The city struggled for months to find locations for Ryan’s six proposed Safe Rest Villages, bogged down by unexpected environmental hazards and angry neighbors. The mayor said in his Friday press conference that he believes this process will be smoother. He said he has locations in mind and believes the first site would come online “fairly quickly.”
It’s not yet clear who would run them. The mayor led a delegation of city and county officials to Los Angeles this week to meet with the group Urban Alchemy. The group began in San Francisco in 2018 and has contracted with the city of Los Angeles to provide restrooms and cleaning services to people living outdoors.
Mayoral aide Sam Adams said Wheeler returned from the one-day trip to Los Angeles impressed with the group’s ability to manage these sites.
“He came back from that trip confident that at least this one provider could do and do it well,” he said.
Adams said Urban Alchemy is a prominent contender to manage at least one of these sites, though the city has not made a final decision. He said he’s also interested in talking to local providers to see if any of them would want to take on a larger camp.
Andy Miller, the head of the nonprofit Our Just Future, which provides shelter services in Portland, said he had not heard of Urban Alchemy before the mayor’s press conference. Miller said he had not been contacted by the mayor’s office and hadn’t heard of any local providers who were.
Even if he had been, Miller said, his organization had concerns about managing a shelter as large as the mayor is proposing. Human Solutions currently operates shelters for between 90 and 125 people at a time.
“It’s already difficult work,” he said. “Doing that for 500 people who are sleeping outside and even beginning to talk about what are the community guidelines that you would want to maintain in a place like that feels unfathomable. [It’s] just really, really difficult to consider taking on as a provider of services.”
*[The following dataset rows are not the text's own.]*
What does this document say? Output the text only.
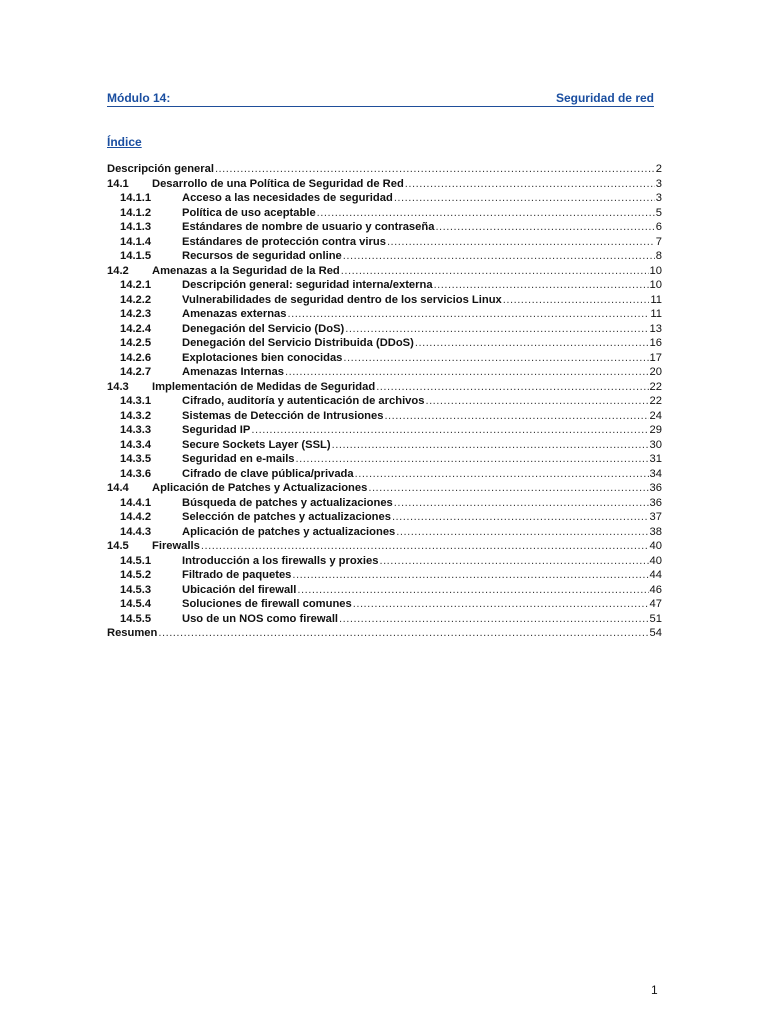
Módulo 14:	Seguridad de red
Índice
Descripción general .....	2
14.1	Desarrollo de una Política de Seguridad de Red .....	3
14.1.1	Acceso a las necesidades de seguridad .....	3
14.1.2	Política de uso aceptable .....	5
14.1.3	Estándares de nombre de usuario y contraseña .....	6
14.1.4	Estándares de protección contra virus .....	7
14.1.5	Recursos de seguridad online .....	8
14.2	Amenazas a la Seguridad de la Red .....	10
14.2.1	Descripción general: seguridad interna/externa .....	10
14.2.2	Vulnerabilidades de seguridad dentro de los servicios Linux .....	11
14.2.3	Amenazas externas .....	11
14.2.4	Denegación del Servicio (DoS) .....	13
14.2.5	Denegación del Servicio Distribuida (DDoS) .....	16
14.2.6	Explotaciones bien conocidas .....	17
14.2.7	Amenazas Internas .....	20
14.3	Implementación de Medidas de Seguridad .....	22
14.3.1	Cifrado, auditoría y autenticación de archivos .....	22
14.3.2	Sistemas de Detección de Intrusiones .....	24
14.3.3	Seguridad IP .....	29
14.3.4	Secure Sockets Layer (SSL) .....	30
14.3.5	Seguridad en e-mails .....	31
14.3.6	Cifrado de clave pública/privada .....	34
14.4	Aplicación de Patches y Actualizaciones .....	36
14.4.1	Búsqueda de patches y actualizaciones .....	36
14.4.2	Selección de patches y actualizaciones .....	37
14.4.3	Aplicación de patches y actualizaciones .....	38
14.5	Firewalls .....	40
14.5.1	Introducción a los firewalls y proxies .....	40
14.5.2	Filtrado de paquetes .....	44
14.5.3	Ubicación del firewall .....	46
14.5.4	Soluciones de firewall comunes .....	47
14.5.5	Uso de un NOS como firewall .....	51
Resumen .....	54
1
Miller described himself as “pretty dubious” that the mayor’s plan would succeed. He pointed to the difficulty the city has found in citing the six Safe Rest Villages and the lack of discussion about what kind of services would be at the sites to help people find permanent housing.
“Putting all of the practicality aside, I think most folks who are in the provider community are reacting to the nation that this is a proposal that ultimately is trying to criminalize homelessness,” he said.
The City Council will hear testimony on the package beginning at 2 p.m. Wednesday.